Não é inédito: o padre Nanni dava por encerrado o ritual, em “A Missa Acabou” (1985), partindo para a Terra do Fogo por concluir que ninguém precisava dele. Mas esse padre, de ambições ainda totalitárias, podia ser outra coisa qualquer. E o filme nem era sobre a Igreja Católica. Era a crónica de uma geração que se esqueceu. Já Piccoli, como Cardeal Melville, é um Papa em perda, acometido da angústia paralisante de que o seu sacerdócio para nada serve. As luzes apagaram-se, a realidade já está ao longe, os cardeais encerrados num conto de fadas. Às escuras, como os anões sem Branca de Neve e sem Rainha Má - já nem há inferno, só há deserto.
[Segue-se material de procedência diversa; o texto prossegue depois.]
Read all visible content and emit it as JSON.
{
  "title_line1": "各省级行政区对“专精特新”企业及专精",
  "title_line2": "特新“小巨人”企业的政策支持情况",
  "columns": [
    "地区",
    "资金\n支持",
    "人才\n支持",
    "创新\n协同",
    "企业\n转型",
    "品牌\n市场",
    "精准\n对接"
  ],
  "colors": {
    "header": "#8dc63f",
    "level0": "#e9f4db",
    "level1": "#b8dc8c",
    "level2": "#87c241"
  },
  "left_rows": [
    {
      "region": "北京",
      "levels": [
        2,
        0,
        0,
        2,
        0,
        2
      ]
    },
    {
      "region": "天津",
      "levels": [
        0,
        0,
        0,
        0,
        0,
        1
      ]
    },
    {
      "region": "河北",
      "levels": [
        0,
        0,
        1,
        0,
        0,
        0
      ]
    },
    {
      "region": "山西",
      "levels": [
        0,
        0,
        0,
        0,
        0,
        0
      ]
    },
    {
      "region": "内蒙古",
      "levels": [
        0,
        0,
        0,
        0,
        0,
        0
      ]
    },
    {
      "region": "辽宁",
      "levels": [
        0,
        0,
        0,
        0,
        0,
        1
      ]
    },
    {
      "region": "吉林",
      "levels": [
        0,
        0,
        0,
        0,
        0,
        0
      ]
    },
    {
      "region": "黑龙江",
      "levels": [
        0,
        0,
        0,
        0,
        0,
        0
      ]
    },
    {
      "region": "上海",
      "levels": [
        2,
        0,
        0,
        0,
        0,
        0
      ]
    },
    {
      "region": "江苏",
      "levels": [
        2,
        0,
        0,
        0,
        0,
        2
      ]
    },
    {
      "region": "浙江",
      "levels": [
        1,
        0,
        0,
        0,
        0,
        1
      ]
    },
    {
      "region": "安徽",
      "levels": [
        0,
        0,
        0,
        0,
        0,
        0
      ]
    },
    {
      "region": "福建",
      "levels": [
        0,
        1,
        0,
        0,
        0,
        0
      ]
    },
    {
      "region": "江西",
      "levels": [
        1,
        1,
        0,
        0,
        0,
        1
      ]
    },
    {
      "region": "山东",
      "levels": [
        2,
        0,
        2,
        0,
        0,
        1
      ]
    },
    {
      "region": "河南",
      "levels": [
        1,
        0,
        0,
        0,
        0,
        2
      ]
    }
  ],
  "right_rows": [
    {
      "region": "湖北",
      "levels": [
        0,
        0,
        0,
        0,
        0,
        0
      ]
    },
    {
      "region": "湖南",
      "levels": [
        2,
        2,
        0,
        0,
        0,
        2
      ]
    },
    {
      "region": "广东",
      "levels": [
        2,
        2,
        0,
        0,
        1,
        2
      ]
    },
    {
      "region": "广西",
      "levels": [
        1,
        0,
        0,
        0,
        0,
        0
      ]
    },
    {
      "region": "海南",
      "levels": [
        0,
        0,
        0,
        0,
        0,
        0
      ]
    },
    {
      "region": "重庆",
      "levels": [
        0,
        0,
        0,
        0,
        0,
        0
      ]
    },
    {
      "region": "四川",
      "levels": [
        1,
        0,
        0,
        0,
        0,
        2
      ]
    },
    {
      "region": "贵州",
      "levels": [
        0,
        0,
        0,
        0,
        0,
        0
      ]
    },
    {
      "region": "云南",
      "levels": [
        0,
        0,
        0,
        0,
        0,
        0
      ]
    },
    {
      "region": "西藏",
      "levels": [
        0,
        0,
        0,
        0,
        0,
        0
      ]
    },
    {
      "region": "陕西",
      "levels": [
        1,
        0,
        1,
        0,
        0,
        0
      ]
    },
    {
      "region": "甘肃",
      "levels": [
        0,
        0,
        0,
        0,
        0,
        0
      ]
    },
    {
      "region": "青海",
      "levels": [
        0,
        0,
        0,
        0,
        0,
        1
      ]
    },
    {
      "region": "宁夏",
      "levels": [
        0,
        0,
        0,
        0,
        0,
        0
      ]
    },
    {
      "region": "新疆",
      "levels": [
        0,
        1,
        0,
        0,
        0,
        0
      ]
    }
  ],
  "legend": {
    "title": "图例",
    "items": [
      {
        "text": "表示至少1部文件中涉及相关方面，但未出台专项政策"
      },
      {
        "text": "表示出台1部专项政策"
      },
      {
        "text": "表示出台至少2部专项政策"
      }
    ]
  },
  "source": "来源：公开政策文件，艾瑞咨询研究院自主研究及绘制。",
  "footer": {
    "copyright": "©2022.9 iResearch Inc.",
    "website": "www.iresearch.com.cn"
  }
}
Um psicanalista (Moretti) é chamado para tratar deste pânico papal. A princípio causando dúvidas no Vaticano a aproximação do inconsciente à fé, as duas visões acabam por ficar reféns do mesmo jogo - o psicanalista fica condenado a organizar um torneio ecuménico de voleibol com os assustados e suspensos cardeais. O Vaticano como cenário para um burlesco emudecido - há diálogos, mas a coreografia entre planos e cenas podia prescindir deles, pelo desejo de silêncio de “Habemus Papam”. A ele, ao Papa de Piccoli, a liberdade com a dúvida gloriosa. Neste filme de um ateu que foi criado por católicos, a psicanálise (Moretti e a tentação ditatorial da sua “persona”) é mais maltratada do que a Igreja. O realizador não se deixa prender pela episódica “realidade”, suspende-a - passa ao lado de denúncia de escândalos de pedofilia ou de polvos financeiros, por exemplo.
Enche-se de uma ternura humanista que em momentos temos a tentação de chamar “rosselliniana” (por causa de “Francesco, Giullare di Dio”). Nesse equilíbrio com os outros, Moretti permite que com Piccoli entre Manoel de Oliveira para o seu filme. Quando Piccoli, respondendo a uma psicanalista, diz que foi em tempos actor, tanto está a falar dos rituais de teatralidade no Vaticano como do filme de Oliveira em que ele, como actor, desistia e ia para casa. “Je Rentre à La Maison” (2001) não está aqui, contudo, como citação cinéfila, coisa estranha em Moretti. Está como mais mundo. Como uma contiguidade de que o cineasta hoje precisa. A dúvida liberta.